Ya da 2017’de ABD Başkanı Trump’ın bazı sporcuları hedef alan açıklamaları sonrası, Amerikan Futbol Ligi’nde (NFL) oynayan Colin Kaepernick’in başlattığı, LeBron James’in destek verdiği ve dalga dalga yayılan diz çökme eyleminde de gördüğümüz gibi. Hatırlayacaksınız Donald Trump’ın “Bu oyuncuları kovun” diyerek çağrı yaptığı NFL takımlarından Jacksonville Jaguars’ın sahibi Shahid Khan da maçlarda oyuncular ile birlikte diz çökme protestosuna katılmıştı.

Son olarak da George Floyd'un ölümünde bunu görebiliyoruz. Gözaltına alındığı esnada polis tarafından yüzüstü yatırılıp boynuna dizle bastırılan ve Floyd'un boğularak hayatını kaybetmesine spor dünyası tepkisiz kalmadı. LeBron’un bir kez daha başını çektiği isimler arasında Arsenal’ın efsanelerinden Ian Wright, Formula 1 pilotu Lewis Hamilton, Eski NBA oyuncusu Stephen Jackson, NFL yıldızları Odell Beckham Jr. ve DeMarcus Lawrence, NBA yıldızları Jaylen Brown, Donovan Mitchell ve daha birçok sporcu daha yer aldı. Tüm bu sporcular sosyal medya hesaplarından tepkilerini dile getirdiler.
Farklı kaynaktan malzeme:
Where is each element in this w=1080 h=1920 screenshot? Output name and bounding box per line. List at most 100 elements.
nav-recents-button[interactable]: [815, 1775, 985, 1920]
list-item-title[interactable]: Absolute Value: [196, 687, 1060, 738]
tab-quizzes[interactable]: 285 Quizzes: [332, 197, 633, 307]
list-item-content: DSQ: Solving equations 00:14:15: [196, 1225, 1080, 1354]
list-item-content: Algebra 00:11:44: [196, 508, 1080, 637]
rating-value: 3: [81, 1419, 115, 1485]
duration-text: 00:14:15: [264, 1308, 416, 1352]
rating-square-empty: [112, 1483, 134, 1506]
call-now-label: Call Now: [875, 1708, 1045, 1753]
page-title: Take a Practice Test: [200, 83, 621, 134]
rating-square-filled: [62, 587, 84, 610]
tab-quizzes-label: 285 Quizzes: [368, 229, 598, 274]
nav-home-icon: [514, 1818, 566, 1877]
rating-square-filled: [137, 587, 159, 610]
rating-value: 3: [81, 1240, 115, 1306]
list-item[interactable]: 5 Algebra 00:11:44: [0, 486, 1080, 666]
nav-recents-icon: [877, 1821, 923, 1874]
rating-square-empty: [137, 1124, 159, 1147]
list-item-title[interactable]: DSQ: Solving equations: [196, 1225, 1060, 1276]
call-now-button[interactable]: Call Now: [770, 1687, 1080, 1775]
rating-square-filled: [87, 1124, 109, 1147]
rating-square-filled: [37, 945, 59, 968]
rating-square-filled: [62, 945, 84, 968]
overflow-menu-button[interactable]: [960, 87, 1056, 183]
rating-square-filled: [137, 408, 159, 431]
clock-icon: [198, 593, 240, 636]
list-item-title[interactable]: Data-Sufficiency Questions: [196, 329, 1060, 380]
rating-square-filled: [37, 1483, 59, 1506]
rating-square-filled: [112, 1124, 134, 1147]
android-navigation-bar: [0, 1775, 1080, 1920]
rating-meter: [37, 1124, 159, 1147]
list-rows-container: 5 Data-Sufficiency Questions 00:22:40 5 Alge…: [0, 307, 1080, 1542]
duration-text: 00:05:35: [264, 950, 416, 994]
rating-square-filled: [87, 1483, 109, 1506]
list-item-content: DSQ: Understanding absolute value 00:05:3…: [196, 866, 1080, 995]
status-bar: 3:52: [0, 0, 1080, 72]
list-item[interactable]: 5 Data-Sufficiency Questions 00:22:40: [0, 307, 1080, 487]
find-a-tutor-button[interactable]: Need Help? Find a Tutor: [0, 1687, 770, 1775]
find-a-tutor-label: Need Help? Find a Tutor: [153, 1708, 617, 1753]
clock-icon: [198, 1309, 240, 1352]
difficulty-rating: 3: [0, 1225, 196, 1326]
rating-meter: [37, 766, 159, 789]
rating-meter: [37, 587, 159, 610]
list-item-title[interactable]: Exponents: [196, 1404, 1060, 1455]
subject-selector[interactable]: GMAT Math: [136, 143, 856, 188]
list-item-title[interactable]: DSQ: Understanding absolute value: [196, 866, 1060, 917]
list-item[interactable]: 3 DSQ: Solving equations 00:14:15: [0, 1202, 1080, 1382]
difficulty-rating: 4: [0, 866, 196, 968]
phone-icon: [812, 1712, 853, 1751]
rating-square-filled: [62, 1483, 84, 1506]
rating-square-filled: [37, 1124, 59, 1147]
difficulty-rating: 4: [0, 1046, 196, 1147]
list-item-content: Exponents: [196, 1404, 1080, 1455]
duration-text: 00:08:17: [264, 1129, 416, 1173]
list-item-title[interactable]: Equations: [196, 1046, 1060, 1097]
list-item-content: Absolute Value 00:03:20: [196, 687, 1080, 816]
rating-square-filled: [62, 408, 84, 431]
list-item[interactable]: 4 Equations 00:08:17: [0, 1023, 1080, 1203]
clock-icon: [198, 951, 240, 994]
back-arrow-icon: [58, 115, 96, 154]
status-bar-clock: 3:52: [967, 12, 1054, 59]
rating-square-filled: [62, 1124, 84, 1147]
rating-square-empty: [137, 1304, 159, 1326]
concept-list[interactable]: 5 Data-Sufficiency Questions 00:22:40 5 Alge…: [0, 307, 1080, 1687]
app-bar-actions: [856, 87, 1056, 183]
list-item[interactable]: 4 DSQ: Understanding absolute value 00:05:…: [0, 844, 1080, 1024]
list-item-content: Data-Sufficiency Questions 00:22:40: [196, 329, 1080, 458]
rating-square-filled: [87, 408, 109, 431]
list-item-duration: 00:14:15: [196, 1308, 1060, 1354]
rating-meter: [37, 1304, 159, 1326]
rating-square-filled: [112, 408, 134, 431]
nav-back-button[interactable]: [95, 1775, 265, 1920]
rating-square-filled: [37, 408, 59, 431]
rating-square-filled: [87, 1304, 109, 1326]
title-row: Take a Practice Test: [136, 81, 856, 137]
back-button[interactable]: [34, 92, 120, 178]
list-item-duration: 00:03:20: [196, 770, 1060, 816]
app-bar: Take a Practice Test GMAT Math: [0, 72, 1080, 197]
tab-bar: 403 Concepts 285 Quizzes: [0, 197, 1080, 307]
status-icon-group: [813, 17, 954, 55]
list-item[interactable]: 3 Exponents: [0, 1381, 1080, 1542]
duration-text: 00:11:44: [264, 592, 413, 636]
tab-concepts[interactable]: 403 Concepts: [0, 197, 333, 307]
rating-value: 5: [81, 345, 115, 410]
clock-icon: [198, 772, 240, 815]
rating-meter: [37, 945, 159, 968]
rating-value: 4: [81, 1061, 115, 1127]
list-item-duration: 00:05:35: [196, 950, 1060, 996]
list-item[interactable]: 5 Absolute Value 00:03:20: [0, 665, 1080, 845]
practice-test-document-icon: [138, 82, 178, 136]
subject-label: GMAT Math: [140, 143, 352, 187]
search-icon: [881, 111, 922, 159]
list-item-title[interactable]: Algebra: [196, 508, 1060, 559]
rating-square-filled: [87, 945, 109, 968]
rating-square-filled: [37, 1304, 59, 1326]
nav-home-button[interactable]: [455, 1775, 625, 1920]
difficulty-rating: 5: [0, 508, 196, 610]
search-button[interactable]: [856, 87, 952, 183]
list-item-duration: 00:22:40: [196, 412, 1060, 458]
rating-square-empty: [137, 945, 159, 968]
Floyd’un dehşet verici ölümü maalesef ki bu toprakların spor camiasının maskesinin bir kez daha düşmesine neden oldu. Muktedirlerin tepki (!) göstermesinin hemen ardından sırasıyla koskocaman kulüplerimiz boş durmadı. Hemen ırkçılığı kınayıcı mesajlarla süslediler sosyal medya hesaplarını. Hem de cümle aleme örnek olmak için İngilizce hesaplarından taktılar sahte maskelerini. Irkçılığın cahiller için bir sığınak olduğundan mı girmediler, özgürlüğün düşmanı olduğundan mı çıkmadılar. Irkçılığın insanlık için en büyük tehdit olduğunu mu hatırlamadılar yoksa küçücük bir sebep için maksimum nefret olduğu mu dank etmedi kafalarına.

Umarım bu benim kötü niyet okumamdır. Umarım birer dernek olan kulüplerimiz, siyasi erkin etkisi olmadan yapmışlardır bu paylaşımları. Ve bundan sonra da kendilerini takip edenlere fikirlerini daha sık ifade ederler. Umarım kendi ülkelerindeki olaylarda da görüş beyan etmek için aman bize bir zarar gelmesin diye siyaset tribününe bakmazlar. Yani umalım ki geçen yedi yıl bir ders vermiş olsun spor camiamıza. Boş bir umut olsa da.


Onur Salman Kimdir?

Basına 2006 yılında Cumhuriyet gazetesinde stajyer olarak adım attı. İki aylık staj ve Cumhuriyet’in spor ekindeki yazılarda sonra Eurosport Türkiye’de spiker ve editör olarak çalıştı. 2009 yılında Radikal gazetesine editör olarak geçerken, Eurosport’ta da yarı zamanlı spikerlik yapmaya devam etti. Medya macerasına 2012-2016 yılında Hürriyet’te devam etti. 2016 yazından beri Gazete Duvar’da çocukluk hayalini sürdürüyor. Köken Eurosport olunca tahmin etmesi kolay. Asıl ilgi alanı ‘başka sporlar.’